Mr. Fuller walks towards the door. I grab his arm and slide my hand down it. “Wait.”
“You are a seriously troubled girl, Leti. I’m getting the Vice Principal and we are calling the police.”
“I know what I can give you to, you know, help you help me,” I grab the hem of my shirt, pull it up a little. “I know what you want.”
“There’s no help for you, not anymore,” He says, but doesn’t sound so sure of it. He’s licking his lips like he’s getting ready to help himself.
“But, I wanted to show you something,” I say, giving him my best little pout.
He stares at the little patch of skin I’m showing him and gets so close I can smell his deodorant mixing with his sweat. His head lowers. His coffee-sour breath slimes over my neck. Gooseflesh rises up on my chest. It stings on my seatbelt bruise. There’s a wet smack of his lips getting ready. I pull the photograph out of my pocket.
“Alyssa will be so jealous,” I whisper.
He whips back. “What did you say?”
I show him the photograph. “I mean, she doesn’t seem to be enjoying herself in the picture, but you know the way us teenage girls can be.”
He grabs my wrist and yanks the photograph from my hand. Pulls me close to his face. “How did you get this?”
I get up on my tiptoes so I can whisper in his ear. “He gave it to me. Like he gave me the knife I accidentally dropped in your class.”
“You crazy little bitch,” he growls crushing the photo in his fist. “No one is going to see this. It ends right here, right now.”
“Maybe for you.” Another photograph flutters down beside us. Another brushes down off his shoulder. Another falls on my head. The tape sticks it to my hair. I pick the photograph off and stick it to his chest. The girl in the picture is trying to cover herself. She looks so ashamed and barely older than his daughters in the picture on his desk. “But not for me.”

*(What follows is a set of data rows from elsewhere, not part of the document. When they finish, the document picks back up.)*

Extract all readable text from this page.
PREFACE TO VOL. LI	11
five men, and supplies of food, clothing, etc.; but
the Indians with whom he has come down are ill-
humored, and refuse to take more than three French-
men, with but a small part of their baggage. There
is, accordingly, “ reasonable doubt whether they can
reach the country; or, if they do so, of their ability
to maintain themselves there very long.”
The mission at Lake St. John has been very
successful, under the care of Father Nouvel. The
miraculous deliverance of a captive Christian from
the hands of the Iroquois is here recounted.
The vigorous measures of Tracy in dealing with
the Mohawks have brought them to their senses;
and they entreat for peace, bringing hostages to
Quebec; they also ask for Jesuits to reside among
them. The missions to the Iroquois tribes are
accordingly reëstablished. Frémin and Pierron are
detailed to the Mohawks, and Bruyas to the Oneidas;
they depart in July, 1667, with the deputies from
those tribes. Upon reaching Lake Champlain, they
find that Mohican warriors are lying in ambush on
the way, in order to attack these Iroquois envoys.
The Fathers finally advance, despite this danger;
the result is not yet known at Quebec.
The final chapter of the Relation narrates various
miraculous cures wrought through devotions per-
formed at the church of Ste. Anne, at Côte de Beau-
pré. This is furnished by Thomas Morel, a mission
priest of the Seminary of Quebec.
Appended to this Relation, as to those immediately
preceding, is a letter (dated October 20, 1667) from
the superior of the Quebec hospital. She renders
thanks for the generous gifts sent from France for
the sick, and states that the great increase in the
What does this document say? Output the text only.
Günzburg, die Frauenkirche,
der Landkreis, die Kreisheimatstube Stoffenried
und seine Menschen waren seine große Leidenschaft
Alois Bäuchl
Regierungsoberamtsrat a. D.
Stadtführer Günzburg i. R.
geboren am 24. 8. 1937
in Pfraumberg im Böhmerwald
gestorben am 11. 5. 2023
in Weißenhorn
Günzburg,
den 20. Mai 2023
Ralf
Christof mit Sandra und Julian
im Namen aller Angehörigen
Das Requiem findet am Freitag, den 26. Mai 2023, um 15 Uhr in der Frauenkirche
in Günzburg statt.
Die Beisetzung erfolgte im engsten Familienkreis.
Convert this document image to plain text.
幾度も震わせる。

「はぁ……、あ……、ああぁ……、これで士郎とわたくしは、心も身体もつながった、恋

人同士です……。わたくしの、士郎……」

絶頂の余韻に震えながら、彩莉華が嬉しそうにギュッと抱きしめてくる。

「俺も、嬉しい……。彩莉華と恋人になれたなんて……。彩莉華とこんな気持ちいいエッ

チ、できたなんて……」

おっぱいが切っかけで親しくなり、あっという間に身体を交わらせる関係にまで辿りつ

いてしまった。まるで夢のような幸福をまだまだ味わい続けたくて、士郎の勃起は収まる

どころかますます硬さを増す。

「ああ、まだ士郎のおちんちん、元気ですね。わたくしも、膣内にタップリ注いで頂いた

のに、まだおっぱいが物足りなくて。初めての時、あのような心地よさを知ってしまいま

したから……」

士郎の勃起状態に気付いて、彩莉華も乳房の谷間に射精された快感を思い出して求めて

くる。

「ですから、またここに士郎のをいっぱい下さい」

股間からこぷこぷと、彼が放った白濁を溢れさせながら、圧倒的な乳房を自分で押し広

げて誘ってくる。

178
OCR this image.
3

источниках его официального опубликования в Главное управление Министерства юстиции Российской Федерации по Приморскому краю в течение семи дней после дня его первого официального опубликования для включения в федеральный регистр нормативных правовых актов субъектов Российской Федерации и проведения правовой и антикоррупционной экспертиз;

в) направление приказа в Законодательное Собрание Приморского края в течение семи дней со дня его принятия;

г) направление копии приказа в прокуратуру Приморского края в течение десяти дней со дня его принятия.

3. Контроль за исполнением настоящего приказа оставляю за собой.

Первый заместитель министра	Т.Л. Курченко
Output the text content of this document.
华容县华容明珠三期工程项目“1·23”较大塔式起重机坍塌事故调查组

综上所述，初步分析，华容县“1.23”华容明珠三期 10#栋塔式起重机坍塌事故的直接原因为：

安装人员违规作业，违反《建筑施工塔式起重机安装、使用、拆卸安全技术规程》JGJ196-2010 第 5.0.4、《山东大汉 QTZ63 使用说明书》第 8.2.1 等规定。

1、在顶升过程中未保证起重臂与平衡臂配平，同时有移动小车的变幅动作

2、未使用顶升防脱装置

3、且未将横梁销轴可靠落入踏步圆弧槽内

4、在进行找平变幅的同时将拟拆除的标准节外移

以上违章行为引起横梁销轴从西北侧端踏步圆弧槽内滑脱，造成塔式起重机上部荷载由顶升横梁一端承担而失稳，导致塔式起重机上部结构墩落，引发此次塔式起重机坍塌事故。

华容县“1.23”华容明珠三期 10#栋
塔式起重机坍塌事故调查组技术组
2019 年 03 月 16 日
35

The photographs are falling like snowflakes around the class. There are a few of Alyssa, like the one that fell into my pocket, but there are all sorts of girls, all ages. Mr. Fuller is different ages in them as well. There’s a long history in those photographs. They all have tape on the corners, as if they came out of some hidden photo-album.
“What is happening?” He whimpers, snatching at the Polaroids.
“There’s no help for you, Mr. Fuller, not anymore.”
There’s a loud thump on Mr. Fuller’s desk. We both look at the revolver rocking on his monthly planner.
I walk past him out the door. “See, there’s always a way out.” I shut the door behind me.
I decide to skip the last twenty minutes left of Chemistry. I still have English and Economics, but I have a feeling we might get out early today.